FPGA acceleration of a quantum Monte Carlo application

  • Authors:
  • Akila Gothandaraman;Gregory D. Peterson;G. L. Warren;Robert J. Hinde;Robert J. Harrison

  • Affiliations:
  • Department of Electrical Engineering and Computer Science, University of Tennessee, 414 Ferris Hall, Knoxville, TN 37996-2100, United States;Department of Electrical Engineering and Computer Science, University of Tennessee, 414 Ferris Hall, Knoxville, TN 37996-2100, United States;Department of Chemistry, University of Delaware, United States;Department of Chemistry, University of Tennessee, Knoxville, United States;Department of Chemistry, University of Tennessee, Knoxville, United States

  • Venue:
  • Parallel Computing
  • Year:
  • 2008

Quantified Score

Hi-index 0.00

Visualization

Abstract

Quantum Monte Carlo methods enable us to determine the ground-state properties of atomic or molecular clusters.
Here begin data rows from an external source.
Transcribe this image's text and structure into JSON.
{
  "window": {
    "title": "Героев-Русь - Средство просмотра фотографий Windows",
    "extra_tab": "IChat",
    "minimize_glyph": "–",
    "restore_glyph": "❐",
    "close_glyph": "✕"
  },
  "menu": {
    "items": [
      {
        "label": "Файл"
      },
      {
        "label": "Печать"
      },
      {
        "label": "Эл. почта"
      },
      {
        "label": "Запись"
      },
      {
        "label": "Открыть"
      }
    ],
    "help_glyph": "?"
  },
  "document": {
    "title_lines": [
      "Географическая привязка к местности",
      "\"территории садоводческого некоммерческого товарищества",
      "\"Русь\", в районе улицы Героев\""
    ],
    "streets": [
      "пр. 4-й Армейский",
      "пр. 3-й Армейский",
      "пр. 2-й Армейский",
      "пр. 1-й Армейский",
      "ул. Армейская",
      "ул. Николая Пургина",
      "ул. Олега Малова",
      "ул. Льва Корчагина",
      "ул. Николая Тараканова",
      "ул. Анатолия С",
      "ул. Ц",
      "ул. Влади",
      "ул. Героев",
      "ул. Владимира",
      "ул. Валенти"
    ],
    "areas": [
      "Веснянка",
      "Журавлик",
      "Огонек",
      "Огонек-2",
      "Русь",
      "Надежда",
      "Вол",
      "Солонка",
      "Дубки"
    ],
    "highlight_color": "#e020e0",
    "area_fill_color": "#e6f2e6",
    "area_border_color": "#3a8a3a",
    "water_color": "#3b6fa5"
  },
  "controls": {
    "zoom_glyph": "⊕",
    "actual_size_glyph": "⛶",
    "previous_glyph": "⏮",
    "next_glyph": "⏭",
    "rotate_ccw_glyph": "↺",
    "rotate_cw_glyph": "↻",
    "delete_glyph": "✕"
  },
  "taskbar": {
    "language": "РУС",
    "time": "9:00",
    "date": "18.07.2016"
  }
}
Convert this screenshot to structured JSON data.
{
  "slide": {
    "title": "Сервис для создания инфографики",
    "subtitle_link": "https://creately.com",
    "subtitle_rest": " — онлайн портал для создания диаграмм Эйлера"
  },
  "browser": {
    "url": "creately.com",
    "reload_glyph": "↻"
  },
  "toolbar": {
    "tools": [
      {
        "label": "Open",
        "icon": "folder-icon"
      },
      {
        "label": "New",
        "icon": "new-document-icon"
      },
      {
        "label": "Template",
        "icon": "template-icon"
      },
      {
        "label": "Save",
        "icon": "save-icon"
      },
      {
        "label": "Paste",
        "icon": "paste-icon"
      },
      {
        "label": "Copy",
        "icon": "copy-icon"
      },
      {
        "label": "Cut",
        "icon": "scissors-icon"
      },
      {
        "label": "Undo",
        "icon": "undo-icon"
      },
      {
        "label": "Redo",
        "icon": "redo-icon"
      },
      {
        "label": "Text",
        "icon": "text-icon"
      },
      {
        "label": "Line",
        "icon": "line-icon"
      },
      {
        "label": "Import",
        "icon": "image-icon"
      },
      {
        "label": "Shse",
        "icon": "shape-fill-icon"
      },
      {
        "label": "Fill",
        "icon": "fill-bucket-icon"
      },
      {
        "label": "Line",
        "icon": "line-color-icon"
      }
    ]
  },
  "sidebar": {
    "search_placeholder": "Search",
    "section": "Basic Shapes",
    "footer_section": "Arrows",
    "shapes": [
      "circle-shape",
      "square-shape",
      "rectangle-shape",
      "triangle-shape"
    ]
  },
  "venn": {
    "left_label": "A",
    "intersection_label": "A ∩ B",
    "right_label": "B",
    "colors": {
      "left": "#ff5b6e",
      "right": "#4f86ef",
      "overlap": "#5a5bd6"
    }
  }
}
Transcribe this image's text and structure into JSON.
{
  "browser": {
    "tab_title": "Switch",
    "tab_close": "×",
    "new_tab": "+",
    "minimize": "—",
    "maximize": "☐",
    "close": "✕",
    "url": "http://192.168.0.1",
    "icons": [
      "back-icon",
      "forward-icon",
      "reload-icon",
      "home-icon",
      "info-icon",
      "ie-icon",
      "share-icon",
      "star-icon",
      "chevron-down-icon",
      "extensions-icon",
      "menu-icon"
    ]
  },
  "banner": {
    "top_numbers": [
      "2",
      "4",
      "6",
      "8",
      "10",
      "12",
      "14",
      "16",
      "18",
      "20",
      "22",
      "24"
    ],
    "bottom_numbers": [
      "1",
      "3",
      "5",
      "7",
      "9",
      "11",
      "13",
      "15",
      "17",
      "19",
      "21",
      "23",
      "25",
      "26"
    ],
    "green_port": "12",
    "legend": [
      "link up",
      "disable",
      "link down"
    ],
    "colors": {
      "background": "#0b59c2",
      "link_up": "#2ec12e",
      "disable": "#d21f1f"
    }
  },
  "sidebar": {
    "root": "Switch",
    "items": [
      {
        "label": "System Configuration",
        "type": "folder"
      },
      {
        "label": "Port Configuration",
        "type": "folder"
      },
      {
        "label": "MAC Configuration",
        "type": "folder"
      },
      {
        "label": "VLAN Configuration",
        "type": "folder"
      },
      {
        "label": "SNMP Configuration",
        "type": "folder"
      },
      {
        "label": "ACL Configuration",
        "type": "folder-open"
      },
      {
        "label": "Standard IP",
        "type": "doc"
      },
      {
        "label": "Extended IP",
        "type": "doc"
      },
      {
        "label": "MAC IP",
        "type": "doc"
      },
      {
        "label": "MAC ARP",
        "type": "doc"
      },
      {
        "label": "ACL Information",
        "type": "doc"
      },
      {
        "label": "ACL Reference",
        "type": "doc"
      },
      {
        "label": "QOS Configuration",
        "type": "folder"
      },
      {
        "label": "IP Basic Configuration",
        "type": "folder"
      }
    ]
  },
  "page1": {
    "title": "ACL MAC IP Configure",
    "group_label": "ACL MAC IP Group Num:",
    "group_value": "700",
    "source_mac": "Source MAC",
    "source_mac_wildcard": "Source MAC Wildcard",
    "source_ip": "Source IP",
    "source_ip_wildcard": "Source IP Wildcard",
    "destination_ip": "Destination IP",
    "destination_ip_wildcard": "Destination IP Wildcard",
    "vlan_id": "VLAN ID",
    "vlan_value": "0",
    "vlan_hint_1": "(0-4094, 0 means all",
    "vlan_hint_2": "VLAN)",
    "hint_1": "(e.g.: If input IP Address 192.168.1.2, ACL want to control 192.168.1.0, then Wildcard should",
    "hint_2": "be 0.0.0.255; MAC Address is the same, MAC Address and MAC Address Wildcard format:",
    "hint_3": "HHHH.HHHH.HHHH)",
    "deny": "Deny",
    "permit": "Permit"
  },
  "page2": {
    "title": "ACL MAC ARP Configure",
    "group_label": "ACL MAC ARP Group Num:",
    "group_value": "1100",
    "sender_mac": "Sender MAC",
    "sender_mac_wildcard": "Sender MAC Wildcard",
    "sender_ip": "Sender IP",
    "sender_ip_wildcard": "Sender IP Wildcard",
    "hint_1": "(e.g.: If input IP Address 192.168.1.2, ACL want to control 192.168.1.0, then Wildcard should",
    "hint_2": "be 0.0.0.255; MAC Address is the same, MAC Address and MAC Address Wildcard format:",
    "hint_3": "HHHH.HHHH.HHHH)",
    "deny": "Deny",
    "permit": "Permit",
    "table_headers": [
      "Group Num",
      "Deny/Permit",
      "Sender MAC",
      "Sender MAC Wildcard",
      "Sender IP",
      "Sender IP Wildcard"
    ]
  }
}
Here, we present a reconfigurable computing architecture using Field Programmable Gate Arrays (FPGAs) to accelerate two computationally intensive kernels of a Quantum Monte Carlo (QMC) application applied to N-body systems. We focus on two key kernels of the QMC application: acceleration of potential energy and wave function calculations. We compare the performance of our application on two reconfigurable platforms. Firstly, we use a dual-processor 2.4GHz Intel Xeon augmented with two reconfigurable development boards consisting of Xilinx Virtex-II Pro FPGAs. Using this platform, we achieve a speedup of 3x over a software-only implementation. Following this, the chemistry application is ported to the Cray XD1 supercomputer equipped with Xilinx Virtex-II Pro and Virtex-4 FPGAs. The hardware-accelerated application on one node of the high performance system equipped with a single Virtex-4 FPGA yields a speedup of approximately 25x over the serial reference code running on one node of the dual-processor dual-core 2.2GHz AMD Opteron. This speedup is mainly attributed to the use of pipelining, the use of fixed-point arithmetic for all calculations and the fine-grained parallelism using FPGAs. We can further enhance the performance by operating multiple instances of our design in parallel.